The provider confirmed that quality officers who would have normally completed spot checks on staff working in people’s homes had been precluded from doing this because of covering shortages in other areas of the service, including trying to get behind the backlog of care records which needed to be in place. We found spot checks had not taken place for all of the staff records we checked.
Records regarding the level of support people required were not always sufficiently detailed. This meant crucial detail could have been missing to support staff ensure that people received the correct levels of nutrition and hydration.
Comments about the service and its staff were mixed. People were positive about the care staff, but more negative about office and management staff. Comments made about one particular member of management were passed on to the operations director.
We were concerned about the lack of care plan documentation in place.

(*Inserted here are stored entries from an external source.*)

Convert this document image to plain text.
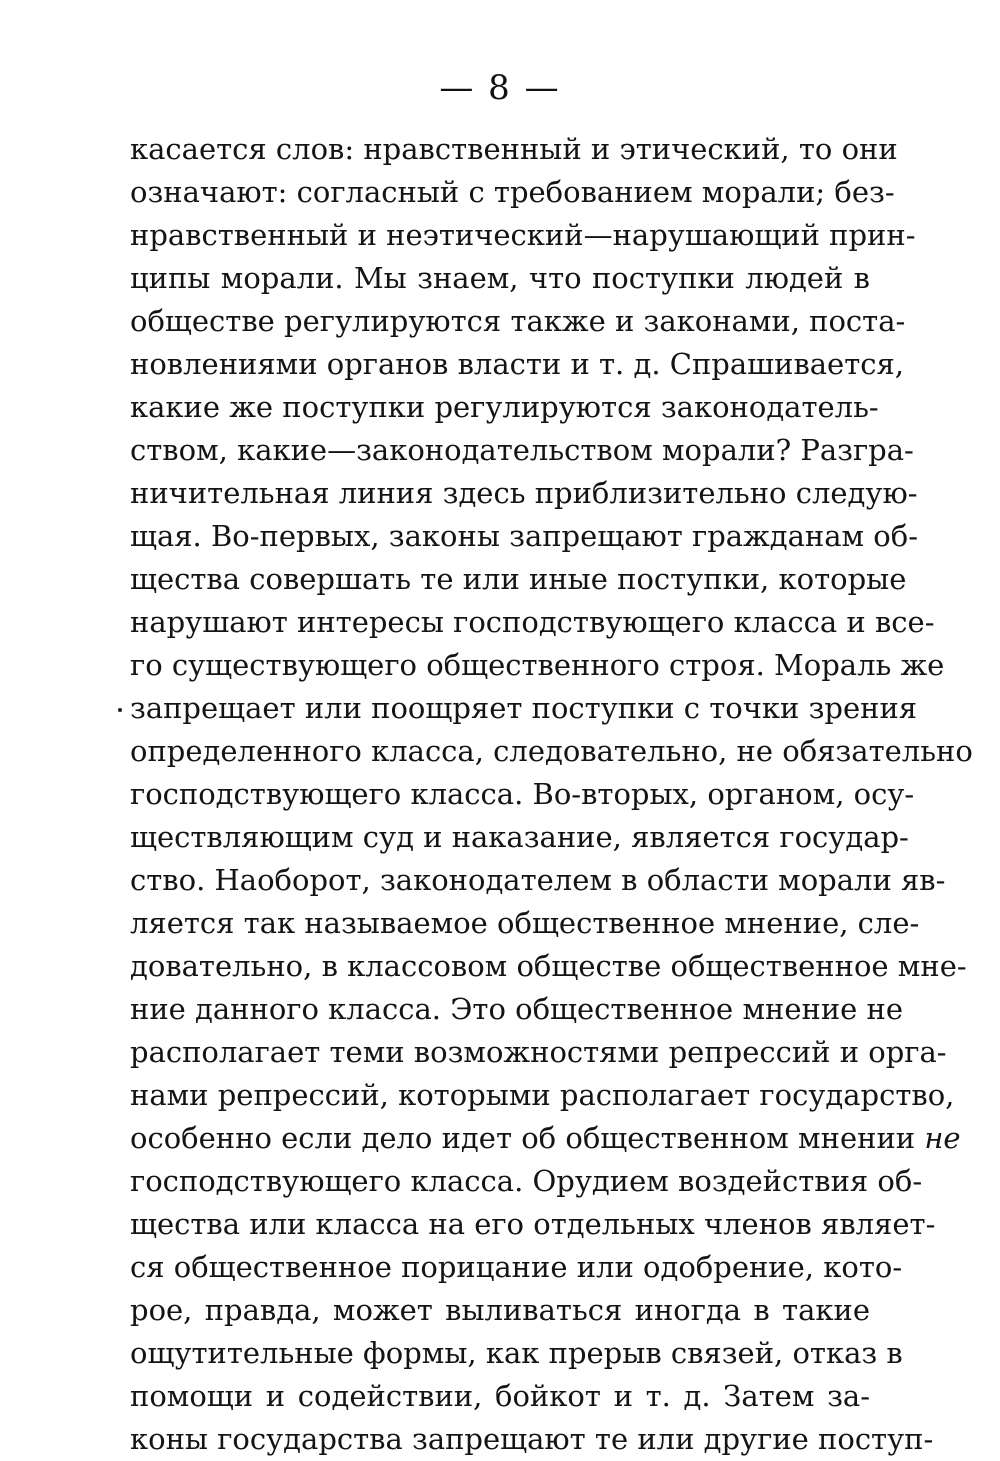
— 8 —
касается слов: нравственный и этический, то они
означают: согласный с требованием морали; без-
нравственный и неэтический—нарушающий прин-
ципы морали. Мы знаем, что поступки людей в
обществе регулируются также и законами, поста-
новлениями органов власти и т. д. Спрашивается,
какие же поступки регулируются законодатель-
ством, какие—законодательством морали? Разгра-
ничительная линия здесь приблизительно следую-
щая. Во-первых, законы запрещают гражданам об-
щества совершать те или иные поступки, которые
нарушают интересы господствующего класса и все-
го существующего общественного строя. Мораль же
запрещает или поощряет поступки с точки зрения
определенного класса, следовательно, не обязательно
господствующего класса. Во-вторых, органом, осу-
ществляющим суд и наказание, является государ-
ство. Наоборот, законодателем в области морали яв-
ляется так называемое общественное мнение, сле-
довательно, в классовом обществе общественное мне-
ние данного класса. Это общественное мнение не
располагает теми возможностями репрессий и орга-
нами репрессий, которыми располагает государство,
особенно если дело идет об общественном мнении не
господствующего класса. Орудием воздействия об-
щества или класса на его отдельных членов являет-
ся общественное порицание или одобрение, кото-
рое, правда, может выливаться иногда в такие
ощутительные формы, как прерыв связей, отказ в
помощи и содействии, бойкот и т. д. Затем за-
коны государства запрещают те или другие поступ-
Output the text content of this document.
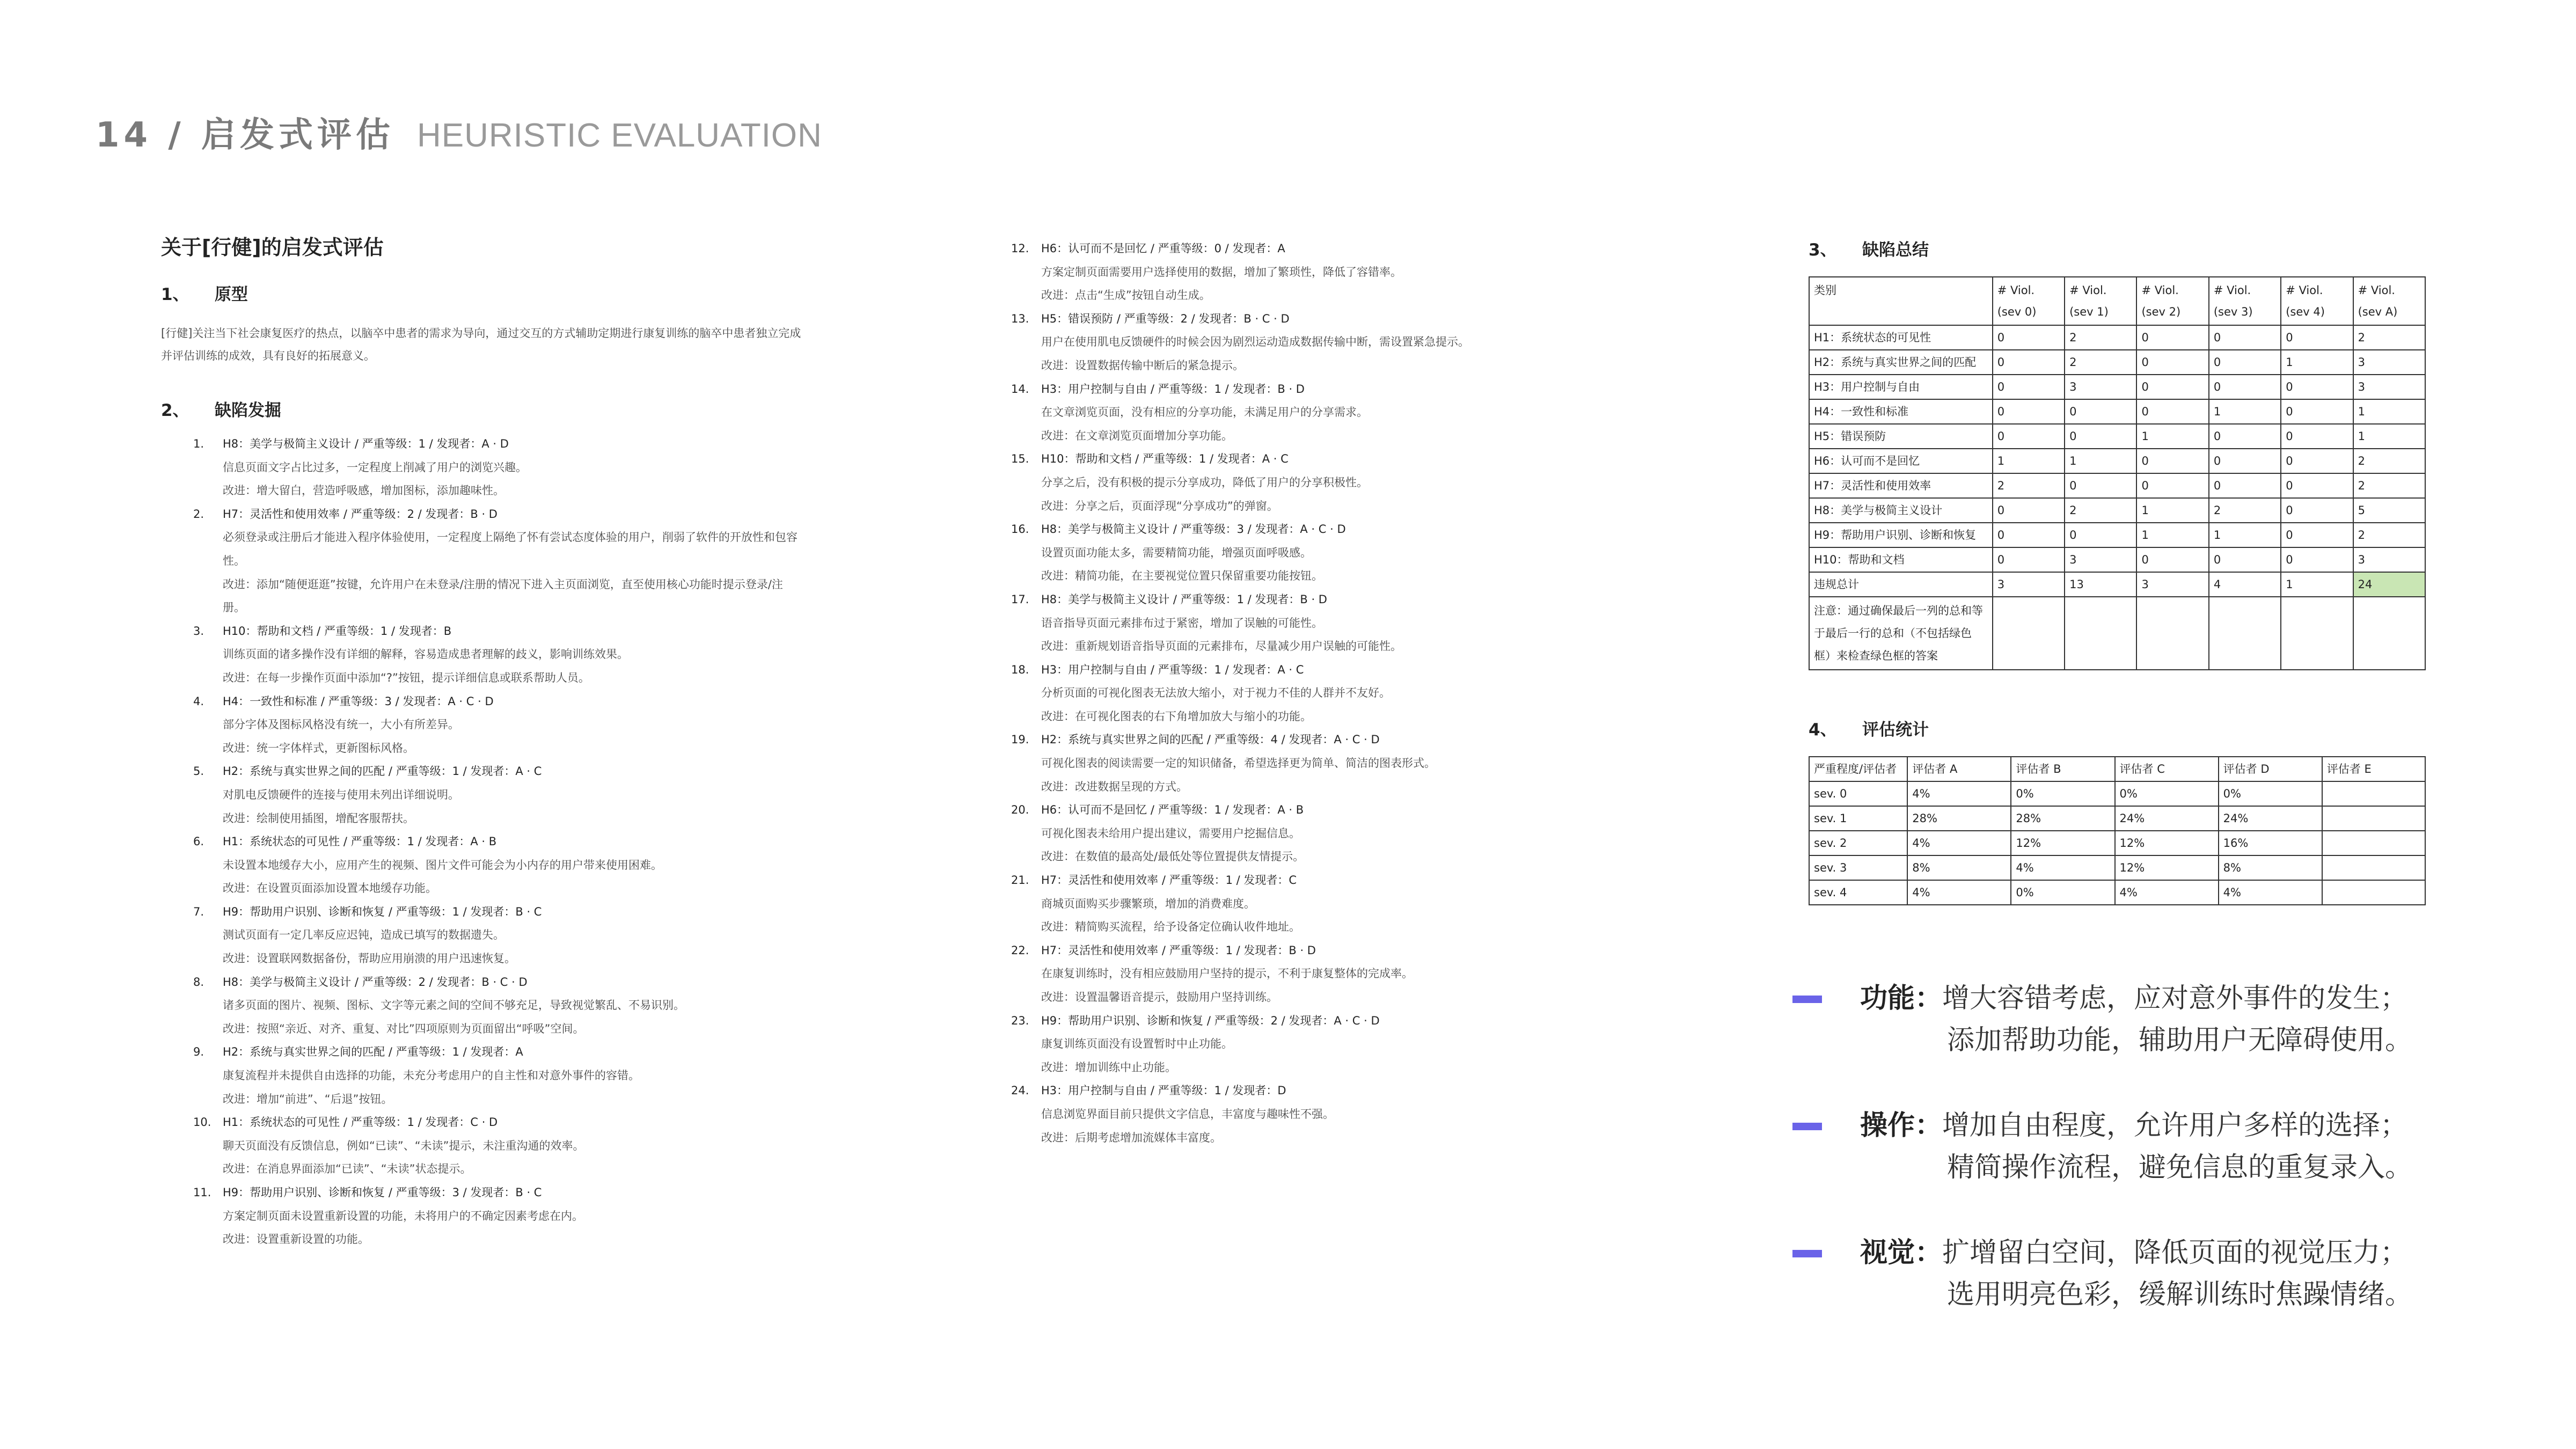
14 / 启发式评估 HEURISTIC EVALUATION
关于[行健]的启发式评估
1、	原型

[行健]关注当下社会康复医疗的热点，以脑卒中患者的需求为导向，通过交互的方式辅助定期进行康复训练的脑卒中患者独立完成并评估训练的成效，具有良好的拓展意义。

2、	缺陷发掘
1. H8：美学与极简主义设计 / 严重等级：1 / 发现者：A · D
信息页面文字占比过多，一定程度上削减了用户的浏览兴趣。
改进：增大留白，营造呼吸感，增加图标，添加趣味性。
2. H7：灵活性和使用效率 / 严重等级：2 / 发现者：B · D
必须登录或注册后才能进入程序体验使用，一定程度上隔绝了怀有尝试态度体验的用户，削弱了软件的开放性和包容性。
改进：添加“随便逛逛”按键，允许用户在未登录/注册的情况下进入主页面浏览，直至使用核心功能时提示登录/注册。
3. H10：帮助和文档 / 严重等级：1 / 发现者：B
训练页面的诸多操作没有详细的解释，容易造成患者理解的歧义，影响训练效果。
改进：在每一步操作页面中添加“?”按钮，提示详细信息或联系帮助人员。
4. H4：一致性和标准 / 严重等级：3 / 发现者：A · C · D
部分字体及图标风格没有统一，大小有所差异。
改进：统一字体样式，更新图标风格。
5. H2：系统与真实世界之间的匹配 / 严重等级：1 / 发现者：A · C
对肌电反馈硬件的连接与使用未列出详细说明。
改进：绘制使用插图，增配客服帮扶。
6. H1：系统状态的可见性 / 严重等级：1 / 发现者：A · B
未设置本地缓存大小，应用产生的视频、图片文件可能会为小内存的用户带来使用困难。
改进：在设置页面添加设置本地缓存功能。
7. H9：帮助用户识别、诊断和恢复 / 严重等级：1 / 发现者：B · C
测试页面有一定几率反应迟钝，造成已填写的数据遗失。
改进：设置联网数据备份，帮助应用崩溃的用户迅速恢复。
8. H8：美学与极简主义设计 / 严重等级：2 / 发现者：B · C · D
诸多页面的图片、视频、图标、文字等元素之间的空间不够充足，导致视觉繁乱、不易识别。
改进：按照“亲近、对齐、重复、对比”四项原则为页面留出“呼吸”空间。
9. H2：系统与真实世界之间的匹配 / 严重等级：1 / 发现者：A
康复流程并未提供自由选择的功能，未充分考虑用户的自主性和对意外事件的容错。
改进：增加“前进”、“后退”按钮。
10. H1：系统状态的可见性 / 严重等级：1 / 发现者：C · D
聊天页面没有反馈信息，例如“已读”、“未读”提示，未注重沟通的效率。
改进：在消息界面添加“已读”、“未读”状态提示。
11. H9：帮助用户识别、诊断和恢复 / 严重等级：3 / 发现者：B · C
方案定制页面未设置重新设置的功能，未将用户的不确定因素考虑在内。
改进：设置重新设置的功能。
12. H6：认可而不是回忆 / 严重等级：0 / 发现者：A
方案定制页面需要用户选择使用的数据，增加了繁琐性，降低了容错率。
改进：点击“生成”按钮自动生成。
13. H5：错误预防 / 严重等级：2 / 发现者：B · C · D
用户在使用肌电反馈硬件的时候会因为剧烈运动造成数据传输中断，需设置紧急提示。
改进：设置数据传输中断后的紧急提示。
14. H3：用户控制与自由 / 严重等级：1 / 发现者：B · D
在文章浏览页面，没有相应的分享功能，未满足用户的分享需求。
改进：在文章浏览页面增加分享功能。
15. H10：帮助和文档 / 严重等级：1 / 发现者：A · C
分享之后，没有积极的提示分享成功，降低了用户的分享积极性。
改进：分享之后，页面浮现“分享成功”的弹窗。
16. H8：美学与极简主义设计 / 严重等级：3 / 发现者：A · C · D
设置页面功能太多，需要精简功能，增强页面呼吸感。
改进：精简功能，在主要视觉位置只保留重要功能按钮。
17. H8：美学与极简主义设计 / 严重等级：1 / 发现者：B · D
语音指导页面元素排布过于紧密，增加了误触的可能性。
改进：重新规划语音指导页面的元素排布，尽量减少用户误触的可能性。
18. H3：用户控制与自由 / 严重等级：1 / 发现者：A · C
分析页面的可视化图表无法放大缩小，对于视力不佳的人群并不友好。
改进：在可视化图表的右下角增加放大与缩小的功能。
19. H2：系统与真实世界之间的匹配 / 严重等级：4 / 发现者：A · C · D
可视化图表的阅读需要一定的知识储备，希望选择更为简单、简洁的图表形式。
改进：改进数据呈现的方式。
20. H6：认可而不是回忆 / 严重等级：1 / 发现者：A · B
可视化图表未给用户提出建议，需要用户挖掘信息。
改进：在数值的最高处/最低处等位置提供友情提示。
21. H7：灵活性和使用效率 / 严重等级：1 / 发现者：C
商城页面购买步骤繁琐，增加的消费难度。
改进：精简购买流程，给予设备定位确认收件地址。
22. H7：灵活性和使用效率 / 严重等级：1 / 发现者：B · D
在康复训练时，没有相应鼓励用户坚持的提示，不利于康复整体的完成率。
改进：设置温馨语音提示，鼓励用户坚持训练。
23. H9：帮助用户识别、诊断和恢复 / 严重等级：2 / 发现者：A · C · D
康复训练页面没有设置暂时中止功能。
改进：增加训练中止功能。
24. H3：用户控制与自由 / 严重等级：1 / 发现者：D
信息浏览界面目前只提供文字信息，丰富度与趣味性不强。
改进：后期考虑增加流媒体丰富度。
3、	缺陷总结
类别	# Viol. (sev 0)	# Viol. (sev 1)	# Viol. (sev 2)	# Viol. (sev 3)	# Viol. (sev 4)	# Viol. (sev A)
H1：系统状态的可见性	0	2	0	0	0	2
H2：系统与真实世界之间的匹配	0	2	0	0	1	3
H3：用户控制与自由	0	3	0	0	0	3
H4：一致性和标准	0	0	0	1	0	1
H5：错误预防	0	0	1	0	0	1
H6：认可而不是回忆	1	1	0	0	0	2
H7：灵活性和使用效率	2	0	0	0	0	2
H8：美学与极简主义设计	0	2	1	2	0	5
H9：帮助用户识别、诊断和恢复	0	0	1	1	0	2
H10：帮助和文档	0	3	0	0	0	3
违规总计	3	13	3	4	1	24
注意：通过确保最后一列的总和等于最后一行的总和（不包括绿色框）来检查绿色框的答案						
4、	评估统计
严重程度/评估者	评估者 A	评估者 B	评估者 C	评估者 D	评估者 E
sev. 0	4%	0%	0%	0%	
sev. 1	28%	28%	24%	24%	
sev. 2	4%	12%	12%	16%	
sev. 3	8%	4%	12%	8%	
sev. 4	4%	0%	4%	4%	
功能：增大容错考虑，应对意外事件的发生；
添加帮助功能，辅助用户无障碍使用。
操作：增加自由程度，允许用户多样的选择；
精简操作流程，避免信息的重复录入。
视觉：扩增留白空间，降低页面的视觉压力；
选用明亮色彩，缓解训练时焦躁情绪。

The provider, in some cases only had information they had been supplied with by the local authority and had not completed their own assessment and care plan documentation. This meant there was a risk to people when unfamiliar staff visited as they would not necessarily know what level of care to provide.
The service was not reliable, with missed calls and timings of care calls were erratic. People we contacted were concerned about the number of missed, late and not fully timed calls they received. The local authority was extremely concerned and placed a member of their own care team at the service to support them cover calls.
The provider had a complaints procedure in place, but this had not always been followed or complaints recorded and responded to as they should have. People told us they had found it difficult to contact the provider to make a complaint and some told us they had given up trying.
Quality assurance checks to monitor the robustness of the service were in place. However, these had not always identified the issues we had during the inspection or when they had they had not been followed up to ensure they had been addressed.
During service reviews, feedback from people and their relatives would normally be sought. However, as reviews had not always taken place this had not always occurred. The provider had contacted a number of people though to listen to their concerns in recent weeks but we were not given any evidence what action had been taken as a result of this.
We found four breaches of the Health and Social Care Act 2008 (Regulated Activities) Regulations 2014. These related to safe care and treatment, staffing, receiving and acting on complaints and good governance.
We also made two recommendations in connection with infection control and accessibility.
We sent a letter of ongoing serious concern to the provider stating our initial findings.
You can see what action we told the provider to take at the back of the full version of the report.
During the inspection we were contacted by the provider and informed that they intended to remove the location. This meant that the service in Morpeth would close down and people receiving care would transfer to another provider along with the majority of staff. Before this report was published, the provider closed this service on 18 December 2017.